Hasta la primera quincena de este mes se exportaron por este puerto unas 64.413 toneladas de peras contra las 68.699 que se habían embarcado durante el mismo período de 2008.

Voceros de empresarios exportadores de la región atribuyeron el fenómeno a la medida de fuerza que impidió la cosecha y el traslado del producto al puerto en el momento clave en que madura la fruta.

El fenómeno se hace más evidente si se observa el comportamiento en función de los destinos de la pera. Así, las ventas a Rusia cayeron estrepitosamente un 28,96%, mientras en las tres primeras quincenas del año pasado se habían embarcado 21.263 toneladas, este año fueron 15.106 toneladas. Con EE.UU., Alemania y Bélgica pasó algo similar, aunque en estos casos los volúmenes fueron de menor cuantía.

Exportaciones

En 2008 se vendieron a Alemania 1.009 toneladas, mientras que este año se exportaron 309; a Bélgica se embarcaron 9.116 toneladas, cifra que este año descendió a 7.664 (un 15,93%). En tanto, a Estados Unidos las ventas cayeron un 6,37 por ciento, de 10.743 toneladas se cayó a 10.059.

Si se toman en cuenta las exportaciones totales de fruta desde el puerto rionegrino se concluye que el año pasado -en comparación con 2006- cayeron las ventas a los siguientes mercados: Alemania, -10,87%; Bélgica, -53,17%-; Holanda, -23,23%- y Estados Unidos, -38,77%-.

Pese a la baja que se mencionó en las ventas de peras, el año pasado se registró una desaceleración pronunciada en la venta de frutas a Rusia.

Felipe Rosas, analista de R-Consulting, calificó las expectativas de desarrollo del mercado frutícola argentino como “optimistas pero mesuradas”. Recordó que aunque la fruta ocupa apenas el 3% de la producción mundial de alimentos, permanece como un negocio por encima de las crisis macro-económicas.

Sin duda, dijo, la oferta argentina es importante y hay que tener en cuenta que “la actual crisis es circunstancial”. Por ello, para Rosas, el estado actual de la fruticultura argentina tiene más que ver con realidades internas del país que con la crisis económica mundial. Sobre el tema repasa, por ejemplo, que al productor argentino le cuesta viajar y llegar a mercados internacionales.

Según un documento que difundió Agroconsultora Plus -entidad que está organizando una muestra frutal para el mes de junio- el consultor asegura que “es tiempo de rever algunas trabas que impiden el posicionamiento de Argentina como principal proveedor frutícola del hemisferio Sur, en este momento ocupado en un 65% por Chile”.

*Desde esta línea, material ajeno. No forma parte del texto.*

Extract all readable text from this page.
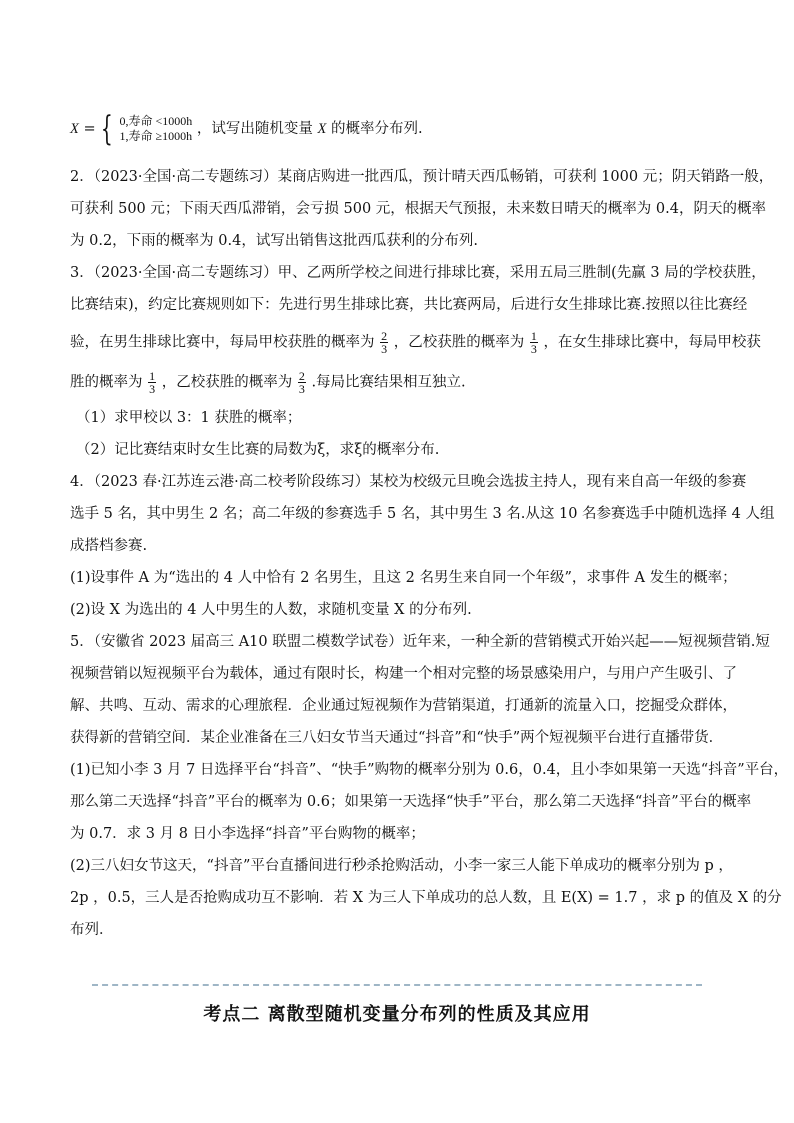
X = { 0,寿命 <1000h
1,寿命 ≥1000h ，试写出随机变量 X 的概率分布列.
2．（2023·全国·高二专题练习）某商店购进一批西瓜，预计晴天西瓜畅销，可获利 1000 元；阴天销路一般，
可获利 500 元；下雨天西瓜滞销，会亏损 500 元，根据天气预报，未来数日晴天的概率为 0.4，阴天的概率
为 0.2，下雨的概率为 0.4，试写出销售这批西瓜获利的分布列.
3．（2023·全国·高二专题练习）甲、乙两所学校之间进行排球比赛，采用五局三胜制(先赢 3 局的学校获胜，
比赛结束)，约定比赛规则如下：先进行男生排球比赛，共比赛两局，后进行女生排球比赛.按照以往比赛经
验，在男生排球比赛中，每局甲校获胜的概率为 $\frac{2}{3}$ ，乙校获胜的概率为 $\frac{1}{3}$ ，在女生排球比赛中，每局甲校获
胜的概率为 $\frac{1}{3}$ ，乙校获胜的概率为 $\frac{2}{3}$ .每局比赛结果相互独立.
（1）求甲校以 3：1 获胜的概率；
（2）记比赛结束时女生比赛的局数为ξ，求ξ的概率分布.
4．（2023 春·江苏连云港·高二校考阶段练习）某校为校级元旦晚会选拔主持人，现有来自高一年级的参赛
选手 5 名，其中男生 2 名；高二年级的参赛选手 5 名，其中男生 3 名.从这 10 名参赛选手中随机选择 4 人组
成搭档参赛.
(1)设事件 A 为“选出的 4 人中恰有 2 名男生，且这 2 名男生来自同一个年级”，求事件 A 发生的概率；
(2)设 X 为选出的 4 人中男生的人数，求随机变量 X 的分布列.
5．（安徽省 2023 届高三 A10 联盟二模数学试卷）近年来，一种全新的营销模式开始兴起——短视频营销.短
视频营销以短视频平台为载体，通过有限时长，构建一个相对完整的场景感染用户，与用户产生吸引、了
解、共鸣、互动、需求的心理旅程．企业通过短视频作为营销渠道，打通新的流量入口，挖掘受众群体，
获得新的营销空间．某企业准备在三八妇女节当天通过“抖音”和“快手”两个短视频平台进行直播带货．
(1)已知小李 3 月 7 日选择平台“抖音”、“快手”购物的概率分别为 0.6，0.4，且小李如果第一天选“抖音”平台，
那么第二天选择“抖音”平台的概率为 0.6；如果第一天选择“快手”平台，那么第二天选择“抖音”平台的概率
为 0.7．求 3 月 8 日小李选择“抖音”平台购物的概率；
(2)三八妇女节这天，“抖音”平台直播间进行秒杀抢购活动，小李一家三人能下单成功的概率分别为 p ，
2p ，0.5，三人是否抢购成功互不影响．若 X 为三人下单成功的总人数，且 E(X) = 1.7 ，求 p 的值及 X 的分
布列．
考点二 离散型随机变量分布列的性质及其应用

A propósito de estas dificultades, Rosas sugiere que el agricultor empiece a proyectar rentabilidades a largo plazo, se centre en cultivos no tan extensivos como la soja y logre una mano de obra más barata.

Con una mirada positiva para la próxima campaña recordó también la responsabilidad del Estado Nacional que «cuenta con buenos programas federales pero que, en general, no se aplican con la asiduidad debida».